お絵描き用のタブレットが欲しいと思ったら、ワコムが今年7月末に発売した「Wacom MovinkPad 11」は今季見逃さずにチェックしておきたい一台です。今回は、同機を試用したうえで、その描きごこちや、タブレットとしての使い心地について、筆者のインプレッションをお届けします。
■お絵描き用の手頃な選択肢
「Wacom MovinkPad 11」は、ワコムが「ポータブルクリエイティブパッド」と表現するAndroid 14搭載のタブレットです。同社のラインナップにあるいわゆる“液タブ(液晶ペンタブレット)”と比べると、PCと接続せず、タブレット単体で利用できる手軽さがウリ。
▲「Wacom MovinkPad 11」
「Wacom Pro Pen 3」が同梱されているので、同製品を購入さえすれば、別途ペンを用意する必要がないところもポイント。ペイントツールの「CLIP STUDIO PAINT DEBUT」の2年間のライセンスも付属しています。それでいてワコムストアでの価格は、6万9080円と手頃な予算で収まるので、デジタルでイラストを描く環境を整えようと思ったときに、検討したくなる一台という印象です。
■見た目やサイズ感など
「Wacom MovinkPad 11」のディスプレイサイズは11.45インチで、実際に手に取ってみると、ちょうど取り回しのよいサイズといった印象。バッグやスリーブなどへの収納も想定しやすく、本体重量も約588gと軽量です。
特筆すべきは、タブレット裏面四隅に小さなゴム足が付いていること。これによって保護カバー等をつけずとも、机に平置きしたときに安定します。カメラのレンズが出っ張っていないなど、余計な仕様もなく、まさに絵を描くためのタブレットだと感じます。

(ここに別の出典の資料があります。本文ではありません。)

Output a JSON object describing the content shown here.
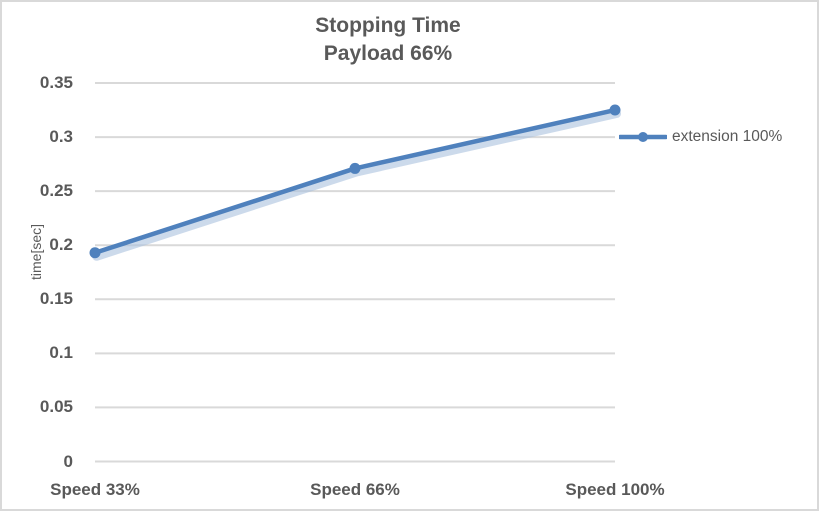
{
  "chart_data": {
    "type": "line",
    "title": "Stopping Time",
    "subtitle": "Payload 66%",
    "ylabel": "time[sec]",
    "categories": [
      "Speed 33%",
      "Speed 66%",
      "Speed 100%"
    ],
    "series": [
      {
        "name": "extension 100%",
        "values": [
          0.193,
          0.271,
          0.325
        ]
      }
    ],
    "ylim": [
      0,
      0.35
    ],
    "y_tick_step": 0.05,
    "y_tick_labels": [
      "0",
      "0.05",
      "0.1",
      "0.15",
      "0.2",
      "0.25",
      "0.3",
      "0.35"
    ],
    "grid": true,
    "legend_position": "right",
    "colors": {
      "line": "#4f81bd",
      "line_glow": "#aac2de",
      "grid": "#d9d9d9",
      "text": "#595959",
      "border": "#d9d9d9",
      "background": "#ffffff"
    }
  }
}
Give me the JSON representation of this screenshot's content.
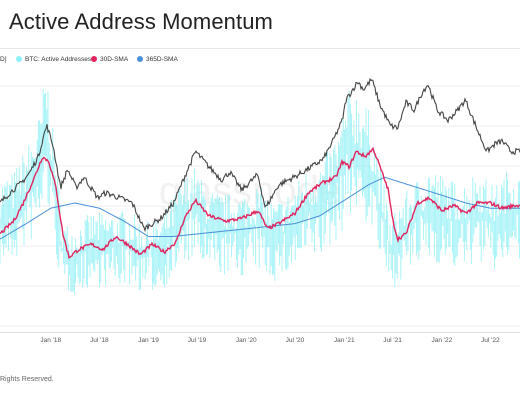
{
  "page": {
    "title": "Active Address Momentum",
    "footer": "Rights Reserved.",
    "watermark": "glassnode"
  },
  "legend": [
    {
      "label": "D]",
      "color": ""
    },
    {
      "label": "BTC: Active Addresses",
      "color": "#8ef0f6"
    },
    {
      "label": "30D-SMA",
      "color": "#e0245e"
    },
    {
      "label": "365D-SMA",
      "color": "#4a90d9"
    }
  ],
  "chart_data": {
    "type": "line",
    "x_axis": {
      "ticks": [
        "Jan '18",
        "Jul '18",
        "Jan '19",
        "Jul '19",
        "Jan '20",
        "Jul '20",
        "Jan '21",
        "Jul '21",
        "Jan '22",
        "Jul '22"
      ],
      "tick_dates": [
        "2018-01-01",
        "2018-07-01",
        "2019-01-01",
        "2019-07-01",
        "2020-01-01",
        "2020-07-01",
        "2021-01-01",
        "2021-07-01",
        "2022-01-01",
        "2022-07-01"
      ],
      "range": [
        "2017-06-25",
        "2022-10-20"
      ]
    },
    "y_axis": {
      "labels_visible": false,
      "range": [
        0,
        100
      ],
      "units": "relative"
    },
    "grid": {
      "horizontal": true,
      "vertical": false
    },
    "legend_position": "top-left",
    "series": [
      {
        "name": "BTC: Active Addresses",
        "role": "daily",
        "color": "#8ef0f6",
        "style": "spikes",
        "x": [
          "2017-06-25",
          "2017-08-15",
          "2017-10-15",
          "2017-11-20",
          "2017-12-15",
          "2018-01-10",
          "2018-02-15",
          "2018-04-01",
          "2018-06-01",
          "2018-08-15",
          "2018-10-15",
          "2018-12-15",
          "2019-02-15",
          "2019-04-15",
          "2019-06-15",
          "2019-08-15",
          "2019-10-15",
          "2019-12-15",
          "2020-02-15",
          "2020-04-15",
          "2020-06-15",
          "2020-08-15",
          "2020-10-15",
          "2020-12-15",
          "2021-01-15",
          "2021-02-15",
          "2021-03-20",
          "2021-04-15",
          "2021-05-20",
          "2021-06-25",
          "2021-07-20",
          "2021-09-15",
          "2021-11-15",
          "2022-01-15",
          "2022-03-15",
          "2022-05-15",
          "2022-07-15",
          "2022-09-15",
          "2022-10-20"
        ],
        "y": [
          44,
          46,
          56,
          64,
          80,
          58,
          30,
          29,
          33,
          33,
          34,
          30,
          31,
          40,
          48,
          40,
          39,
          39,
          42,
          36,
          40,
          47,
          49,
          60,
          71,
          72,
          68,
          62,
          46,
          30,
          36,
          42,
          48,
          44,
          42,
          47,
          41,
          48,
          45
        ]
      },
      {
        "name": "30D-SMA",
        "role": "30-day moving average",
        "color": "#e0245e",
        "x": [
          "2017-06-25",
          "2017-08-15",
          "2017-09-20",
          "2017-11-01",
          "2017-12-01",
          "2017-12-25",
          "2018-01-20",
          "2018-02-15",
          "2018-03-10",
          "2018-04-15",
          "2018-06-01",
          "2018-07-15",
          "2018-09-01",
          "2018-10-15",
          "2018-12-01",
          "2019-01-15",
          "2019-03-01",
          "2019-04-15",
          "2019-05-15",
          "2019-06-25",
          "2019-08-15",
          "2019-10-15",
          "2019-12-15",
          "2020-02-15",
          "2020-03-20",
          "2020-05-01",
          "2020-07-01",
          "2020-08-20",
          "2020-10-15",
          "2020-12-01",
          "2020-12-25",
          "2021-01-20",
          "2021-02-15",
          "2021-03-20",
          "2021-04-20",
          "2021-05-15",
          "2021-06-15",
          "2021-06-30",
          "2021-07-20",
          "2021-08-20",
          "2021-10-01",
          "2021-11-15",
          "2022-01-01",
          "2022-02-15",
          "2022-04-01",
          "2022-05-15",
          "2022-07-01",
          "2022-08-15",
          "2022-10-01",
          "2022-10-20"
        ],
        "y": [
          38,
          43,
          50,
          60,
          68,
          66,
          56,
          38,
          29,
          32,
          34,
          32,
          37,
          34,
          30,
          34,
          31,
          35,
          44,
          51,
          45,
          43,
          44,
          47,
          40,
          42,
          46,
          54,
          58,
          60,
          66,
          64,
          70,
          68,
          71,
          64,
          55,
          44,
          36,
          38,
          50,
          52,
          47,
          49,
          46,
          50,
          50,
          48,
          49,
          49
        ]
      },
      {
        "name": "365D-SMA",
        "role": "365-day moving average",
        "color": "#4a90d9",
        "x": [
          "2017-06-25",
          "2017-10-01",
          "2018-01-01",
          "2018-04-01",
          "2018-07-01",
          "2018-10-01",
          "2019-01-01",
          "2019-04-01",
          "2019-07-01",
          "2019-10-01",
          "2020-01-01",
          "2020-04-01",
          "2020-07-01",
          "2020-10-01",
          "2021-01-01",
          "2021-04-01",
          "2021-06-01",
          "2021-08-01",
          "2021-11-01",
          "2022-01-01",
          "2022-04-01",
          "2022-07-01",
          "2022-10-20"
        ],
        "y": [
          36,
          42,
          48,
          50,
          48,
          43,
          37,
          37,
          38,
          39,
          40,
          41,
          42,
          45,
          51,
          57,
          60,
          58,
          55,
          53,
          50,
          48,
          48
        ]
      },
      {
        "name": "Price",
        "role": "price overlay (legend label clipped)",
        "color": "#444444",
        "x": [
          "2017-06-25",
          "2017-08-01",
          "2017-09-15",
          "2017-10-15",
          "2017-11-15",
          "2017-12-05",
          "2017-12-17",
          "2018-01-10",
          "2018-02-06",
          "2018-03-05",
          "2018-04-05",
          "2018-05-05",
          "2018-06-25",
          "2018-07-25",
          "2018-09-15",
          "2018-11-01",
          "2018-12-15",
          "2019-02-15",
          "2019-04-05",
          "2019-05-15",
          "2019-06-26",
          "2019-08-15",
          "2019-10-01",
          "2019-11-01",
          "2019-12-15",
          "2020-02-13",
          "2020-03-13",
          "2020-05-01",
          "2020-07-15",
          "2020-09-01",
          "2020-10-15",
          "2020-11-20",
          "2020-12-25",
          "2021-01-08",
          "2021-02-21",
          "2021-03-15",
          "2021-04-14",
          "2021-05-15",
          "2021-06-22",
          "2021-07-20",
          "2021-08-20",
          "2021-09-20",
          "2021-10-20",
          "2021-11-10",
          "2021-12-15",
          "2022-01-24",
          "2022-03-01",
          "2022-03-30",
          "2022-05-15",
          "2022-06-18",
          "2022-07-20",
          "2022-08-15",
          "2022-09-15",
          "2022-10-20"
        ],
        "y": [
          50,
          54,
          58,
          62,
          68,
          76,
          80,
          72,
          56,
          63,
          56,
          60,
          52,
          54,
          52,
          50,
          40,
          44,
          50,
          60,
          70,
          64,
          59,
          62,
          55,
          61,
          48,
          57,
          61,
          64,
          67,
          74,
          82,
          90,
          97,
          94,
          98,
          88,
          80,
          79,
          89,
          86,
          93,
          96,
          86,
          82,
          86,
          90,
          78,
          70,
          73,
          74,
          70,
          70
        ]
      }
    ]
  }
}
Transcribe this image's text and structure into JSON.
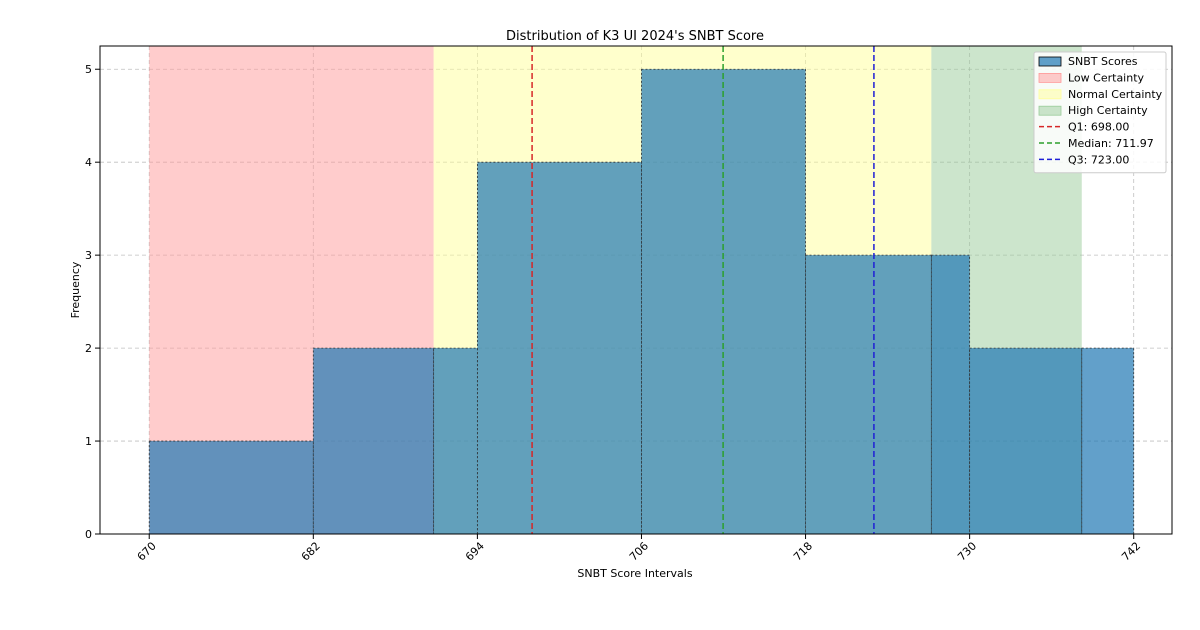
{
  "chart_data": {
    "type": "bar",
    "title": "Distribution of K3 UI 2024's SNBT Score",
    "xlabel": "SNBT Score Intervals",
    "ylabel": "Frequency",
    "xlim": [
      666.4,
      744.8
    ],
    "ylim": [
      0,
      5.25
    ],
    "grid": true,
    "legend_placement": "top-right",
    "x_ticks": [
      "670",
      "682",
      "694",
      "706",
      "718",
      "730",
      "742"
    ],
    "y_ticks": [
      "0",
      "1",
      "2",
      "3",
      "4",
      "5"
    ],
    "histogram": {
      "name": "SNBT Scores",
      "bin_edges": [
        670,
        682,
        690.8,
        694,
        706,
        718,
        727.2,
        730,
        738.2,
        742
      ],
      "counts": [
        1,
        2,
        2,
        4,
        5,
        3,
        3,
        2,
        2
      ],
      "color": "#1f77b4"
    },
    "bands": [
      {
        "name": "Low Certainty",
        "from": 670,
        "to": 690.8,
        "color": "#ff9999"
      },
      {
        "name": "Normal Certainty",
        "from": 690.8,
        "to": 727.2,
        "color": "#ffff99"
      },
      {
        "name": "High Certainty",
        "from": 727.2,
        "to": 738.2,
        "color": "#99cc99"
      }
    ],
    "lines": [
      {
        "name": "Q1: 698.00",
        "x": 698.0,
        "color": "#d62728"
      },
      {
        "name": "Median: 711.97",
        "x": 711.97,
        "color": "#2ca02c"
      },
      {
        "name": "Q3: 723.00",
        "x": 723.0,
        "color": "#1f1fd6"
      }
    ]
  }
}
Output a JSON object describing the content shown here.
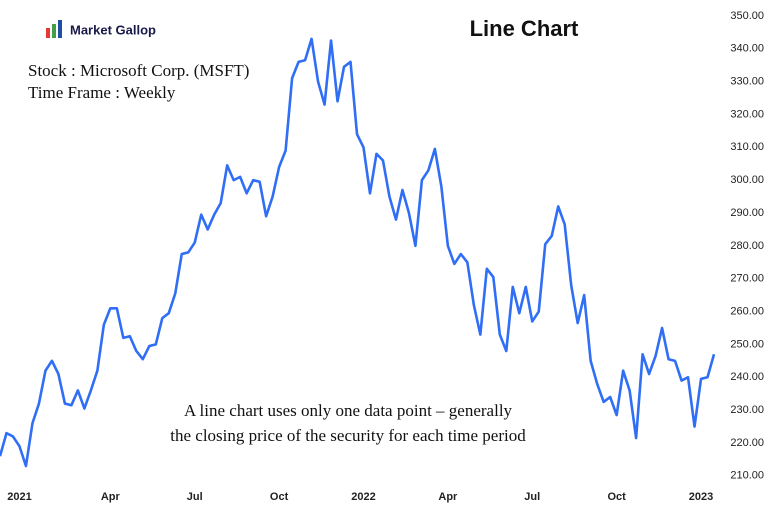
{
  "brand": "Market Gallop",
  "chart_data": {
    "type": "line",
    "title": "Line Chart",
    "annotations": [
      "Stock : Microsoft Corp. (MSFT)",
      "Time Frame : Weekly",
      "A line chart uses only one data point – generally",
      "the closing price of the security for each time period"
    ],
    "categories": [
      null,
      null,
      null,
      "2021",
      null,
      null,
      null,
      null,
      null,
      null,
      null,
      null,
      null,
      null,
      null,
      null,
      null,
      "Apr",
      null,
      null,
      null,
      null,
      null,
      null,
      null,
      null,
      null,
      null,
      null,
      null,
      "Jul",
      null,
      null,
      null,
      null,
      null,
      null,
      null,
      null,
      null,
      null,
      null,
      null,
      "Oct",
      null,
      null,
      null,
      null,
      null,
      null,
      null,
      null,
      null,
      null,
      null,
      null,
      "2022",
      null,
      null,
      null,
      null,
      null,
      null,
      null,
      null,
      null,
      null,
      null,
      null,
      "Apr",
      null,
      null,
      null,
      null,
      null,
      null,
      null,
      null,
      null,
      null,
      null,
      null,
      "Jul",
      null,
      null,
      null,
      null,
      null,
      null,
      null,
      null,
      null,
      null,
      null,
      null,
      "Oct",
      null,
      null,
      null,
      null,
      null,
      null,
      null,
      null,
      null,
      null,
      null,
      null,
      "2023",
      null,
      null
    ],
    "series": [
      {
        "name": "MSFT",
        "color": "#2f6ef5",
        "values": [
          216,
          223,
          222,
          219,
          213,
          226,
          232,
          242,
          245,
          241,
          232,
          231.5,
          236,
          230.5,
          236,
          242,
          256,
          261,
          261,
          252,
          252.5,
          248,
          245.5,
          249.5,
          250,
          258,
          259.5,
          265.5,
          277.5,
          278,
          281,
          289.5,
          285,
          289.5,
          293,
          304.5,
          300,
          301,
          296,
          300,
          299.5,
          289,
          295,
          304,
          309,
          331,
          336,
          336.5,
          343,
          330,
          323,
          342.5,
          324,
          334.5,
          336,
          314,
          310,
          296,
          308,
          306,
          295,
          288,
          297,
          290,
          280,
          300,
          303,
          309.5,
          298,
          280,
          274.5,
          277.5,
          275,
          262,
          253,
          273,
          270.5,
          253,
          248,
          267.5,
          259.5,
          267.5,
          257,
          260,
          280.5,
          283,
          292,
          286.5,
          268,
          256.5,
          265,
          245,
          238,
          232.5,
          234,
          228.5,
          242,
          236,
          221.5,
          247,
          241,
          246.5,
          255,
          245.5,
          245,
          239,
          240,
          225,
          239.5,
          240,
          247
        ]
      }
    ],
    "ylim": [
      206.3,
      353
    ],
    "yticks": [
      {
        "value": 210,
        "label": "210.00"
      },
      {
        "value": 220,
        "label": "220.00"
      },
      {
        "value": 230,
        "label": "230.00"
      },
      {
        "value": 240,
        "label": "240.00"
      },
      {
        "value": 250,
        "label": "250.00"
      },
      {
        "value": 260,
        "label": "260.00"
      },
      {
        "value": 270,
        "label": "270.00"
      },
      {
        "value": 280,
        "label": "280.00"
      },
      {
        "value": 290,
        "label": "290.00"
      },
      {
        "value": 300,
        "label": "300.00"
      },
      {
        "value": 310,
        "label": "310.00"
      },
      {
        "value": 320,
        "label": "320.00"
      },
      {
        "value": 330,
        "label": "330.00"
      },
      {
        "value": 340,
        "label": "340.00"
      },
      {
        "value": 350,
        "label": "350.00"
      }
    ],
    "grid": false
  }
}
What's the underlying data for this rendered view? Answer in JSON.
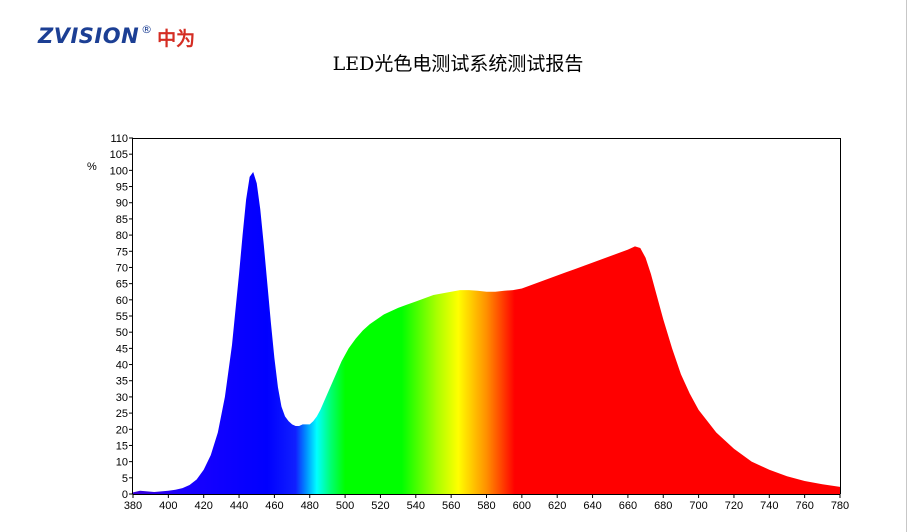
{
  "header": {
    "logo_text": "ZVISION",
    "logo_registered": "®",
    "logo_cn": "中为",
    "title": "LED光色电测试系统测试报告"
  },
  "colors": {
    "logo_blue": "#1c3f94",
    "logo_red": "#d42d23",
    "spectrum_violet": "#1010ff",
    "spectrum_cyan": "#00ffff",
    "spectrum_green": "#00ff00",
    "spectrum_yellow": "#ffff00",
    "spectrum_red": "#ff0000"
  },
  "chart_data": {
    "type": "area",
    "title": "",
    "xlabel": "",
    "ylabel": "%",
    "xlim": [
      380,
      780
    ],
    "ylim": [
      0,
      110
    ],
    "grid": false,
    "x_ticks": [
      380,
      400,
      420,
      440,
      460,
      480,
      500,
      520,
      540,
      560,
      580,
      600,
      620,
      640,
      660,
      680,
      700,
      720,
      740,
      760,
      780
    ],
    "y_ticks": [
      0,
      5,
      10,
      15,
      20,
      25,
      30,
      35,
      40,
      45,
      50,
      55,
      60,
      65,
      70,
      75,
      80,
      85,
      90,
      95,
      100,
      105,
      110
    ],
    "fill": "visible-spectrum gradient by wavelength",
    "series": [
      {
        "x": [
          380,
          384,
          388,
          392,
          396,
          400,
          404,
          408,
          412,
          416,
          420,
          424,
          428,
          432,
          436,
          440,
          442,
          444,
          446,
          448,
          450,
          452,
          454,
          456,
          458,
          460,
          462,
          464,
          466,
          468,
          470,
          472,
          474,
          476,
          478,
          480,
          482,
          484,
          486,
          488,
          490,
          494,
          498,
          502,
          506,
          510,
          514,
          518,
          522,
          526,
          530,
          535,
          540,
          545,
          550,
          555,
          560,
          565,
          570,
          575,
          580,
          585,
          590,
          595,
          600,
          605,
          610,
          615,
          620,
          625,
          630,
          635,
          640,
          645,
          650,
          655,
          660,
          664,
          667,
          670,
          673,
          676,
          680,
          685,
          690,
          695,
          700,
          710,
          720,
          730,
          740,
          750,
          760,
          770,
          780
        ],
        "values": [
          0.5,
          1.0,
          0.8,
          0.6,
          0.8,
          1.0,
          1.3,
          1.8,
          2.8,
          4.5,
          7.5,
          12,
          19,
          30,
          46,
          68,
          80,
          91,
          98,
          99.5,
          96,
          88,
          77,
          65,
          53,
          42,
          33,
          27,
          24,
          22.5,
          21.5,
          21,
          21,
          21.5,
          21.5,
          21.5,
          22.5,
          24,
          26,
          28.5,
          31,
          36,
          41,
          45,
          48,
          50.5,
          52.5,
          54,
          55.5,
          56.5,
          57.5,
          58.5,
          59.5,
          60.5,
          61.5,
          62,
          62.5,
          63,
          63,
          62.8,
          62.5,
          62.5,
          62.8,
          63,
          63.5,
          64.5,
          65.5,
          66.5,
          67.5,
          68.5,
          69.5,
          70.5,
          71.5,
          72.5,
          73.5,
          74.5,
          75.5,
          76.5,
          76,
          73,
          68,
          62,
          54,
          45,
          37,
          31,
          26,
          19,
          14,
          10,
          7.5,
          5.5,
          4,
          3,
          2.2
        ]
      }
    ]
  }
}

▲裏面の四隅には小さな丸いゴム足が付いていて平置きした際に安定する。カメラもフラットで飛び出しておらず、デザインもシンプル
ディスプレイの解像度は2200×1440ピクセル。画面の粗さは概ね気になりませんし、アスペクト比3:2という形状もタブレット環境でのイラスト描画には適していると思います。画面表面は映り込みの少ないアンチグレアで、指紋もさほど目立たないようになっていることも好印象。
ちなみに、ディスプレイの最大表示色は1677万色で、色域で言えばsRGBを99%カバーします。色味表現はイラスト制作に関してならば十分問題ないレベル。また、リフレッシュレートは最大90Hzに対応していて、ペンで描画する際の遅延についても、シンプルなブラシを使っている限りでは気になるシーンはありません。
▲晴れた日に屋外で持ってみるとこんな感じ。指紋は若干見えるが許容範囲と言った印象。なお、輝度の設定や角度でも見え方は変わってくる
ただし、画面輝度は400ニトなので、屋外の直射日光下ではちょっと心許ないかもしれません。価格やバッテリー持ちとトレードオフにならざるを得ない部分でもあるので、あらかじめ理解しておきたいところです。まぁ、日向でも角度を調整すれば表示は見えますし、室内で使う分にはほぼ気にならない部分でもあります。